Если великая Гуаньинь поможет ему уйти целым и невредимым, он станет бритоголовым монахом-хэшаном в шафрановой рясе, живущим милостыней и безразличным к мирской суете — и пусть другие дураки дают рискованные советы скудоумному Сыну Неба, императору-тупице, и пусть несчастную Поднебесную насилуют и грабят все, кому не лень, хоть алчные сановники, хоть грязные монголы, хоть…
Еще не успев понять, что Гуаньинь сегодня смотрит в другую сторону, Носатый Ли резко остановился, зашипев от боли в поврежденном колене, и вскинул к груди короткий, локтя в три, посох.
В конце переулка радостно скалился рослый монгол в кожаном доспехе, поигрывая длинным копьем с перекладиной под трубкой наконечника.
Опальный полководец Ли Куй, которого в Чжунду звали Носатым Ли, а в столице — Синим Тигром Хоу, глубоко вздохнул и медленно пошел к ухмыляющемуся степняку, усилием воли заставив себя перестать хромать.
Монгол подождал, пока хилый оборванец приблизится, и лениво ткнул перед собой копьем.

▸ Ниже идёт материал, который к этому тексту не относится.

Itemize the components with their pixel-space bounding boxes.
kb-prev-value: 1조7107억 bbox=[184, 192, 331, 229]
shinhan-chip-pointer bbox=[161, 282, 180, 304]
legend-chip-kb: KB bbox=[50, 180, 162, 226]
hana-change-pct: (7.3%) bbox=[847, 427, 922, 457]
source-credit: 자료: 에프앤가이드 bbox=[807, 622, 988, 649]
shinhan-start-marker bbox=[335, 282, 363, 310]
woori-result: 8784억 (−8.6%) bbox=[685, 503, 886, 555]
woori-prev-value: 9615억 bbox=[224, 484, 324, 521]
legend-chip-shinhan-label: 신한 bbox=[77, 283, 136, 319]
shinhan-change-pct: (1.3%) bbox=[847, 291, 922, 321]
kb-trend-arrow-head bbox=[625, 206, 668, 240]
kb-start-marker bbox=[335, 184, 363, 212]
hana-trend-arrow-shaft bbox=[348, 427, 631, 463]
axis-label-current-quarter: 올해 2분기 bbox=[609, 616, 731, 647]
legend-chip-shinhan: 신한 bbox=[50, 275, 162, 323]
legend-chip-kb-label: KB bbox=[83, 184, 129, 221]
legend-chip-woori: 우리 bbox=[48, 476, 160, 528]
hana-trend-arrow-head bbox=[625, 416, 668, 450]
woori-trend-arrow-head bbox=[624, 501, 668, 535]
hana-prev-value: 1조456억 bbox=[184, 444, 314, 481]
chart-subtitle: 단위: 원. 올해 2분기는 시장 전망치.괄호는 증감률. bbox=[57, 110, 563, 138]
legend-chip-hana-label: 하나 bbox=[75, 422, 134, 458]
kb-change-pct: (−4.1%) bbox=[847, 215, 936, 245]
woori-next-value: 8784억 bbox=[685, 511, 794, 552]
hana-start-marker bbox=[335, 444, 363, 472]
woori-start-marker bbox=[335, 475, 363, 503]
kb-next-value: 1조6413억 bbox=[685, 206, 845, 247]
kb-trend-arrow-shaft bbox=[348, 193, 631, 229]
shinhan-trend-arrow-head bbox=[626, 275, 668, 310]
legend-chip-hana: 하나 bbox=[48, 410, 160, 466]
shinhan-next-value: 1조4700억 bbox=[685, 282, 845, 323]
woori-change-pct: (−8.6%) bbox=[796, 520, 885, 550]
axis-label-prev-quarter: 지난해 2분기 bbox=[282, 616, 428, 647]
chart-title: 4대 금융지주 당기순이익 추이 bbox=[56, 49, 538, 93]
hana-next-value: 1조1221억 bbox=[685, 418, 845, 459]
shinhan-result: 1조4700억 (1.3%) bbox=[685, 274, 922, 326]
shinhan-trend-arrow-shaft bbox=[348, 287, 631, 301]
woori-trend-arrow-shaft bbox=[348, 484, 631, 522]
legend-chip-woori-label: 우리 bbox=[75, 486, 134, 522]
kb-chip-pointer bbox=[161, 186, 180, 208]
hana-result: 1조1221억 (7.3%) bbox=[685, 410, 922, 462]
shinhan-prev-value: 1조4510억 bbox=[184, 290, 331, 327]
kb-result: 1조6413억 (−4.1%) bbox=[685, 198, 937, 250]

Через мгновение оружие едва не вырвалось у него из рук, а когда изумленному воину все же удалось отпрыгнуть назад, прижимая к себе копье жалом вверх — в лицо ему полетел выдолбленный изнутри посох, в котором, как шелкопряд в коконе, скрывался от досужих глаз прямой меч-цзянь Синего Тигра Хоу.
Город уже горел. Горький дым стелился по улицам Чжунду, опережая увлекшихся грабежом воинов неукротимого Темуджина Чингис-хана; дым спешил, раньше захватчиков пробираясь на западную окраину, от едкой гари першило в горле, и невыносимо болела нога Ли Куя, а монгол бил умело и свирепо, то наконечником, то обратной стороной древка, и поэтому приходилось много двигаться, пока Гуаньинь не соизволила обратить свой благосклонный взор на Чжунду и на заброшенный переулок, в котором Носатый Ли дважды сумел достать клинком запястья монгола.
Теперь оставалось только ждать. Ждать и не подворачиваться под копье, движения которого становились все более неуверенными и дрожащими. А дождавшись — вложить последние силы в последний прыжок.
…Он так и не выпустил копья, этот неудачливый воин в легком кожаном доспехе. Кашляя и скособочившись, он сидел у стены чьего-то дома, правой ладонью зажимая пронзенный бок, а левую продолжая держать на валявшемся рядом копье. И над ними, над раненным монголом и бессильным копьем, тяжело дыша и стараясь не переносить вес на поврежденную ногу, стоял Ли Куй, бывший полководец левого крыла Ли, бывший Синий Тигр Хоу, бывший Носатый Ли, будущий настоятель монастыря подле горы Утайшань, усталый маленький человек.
Стоял и смотрел, как лицо монгола становится все более бледным, а рассеченные запястья кровоточат все меньше и меньше.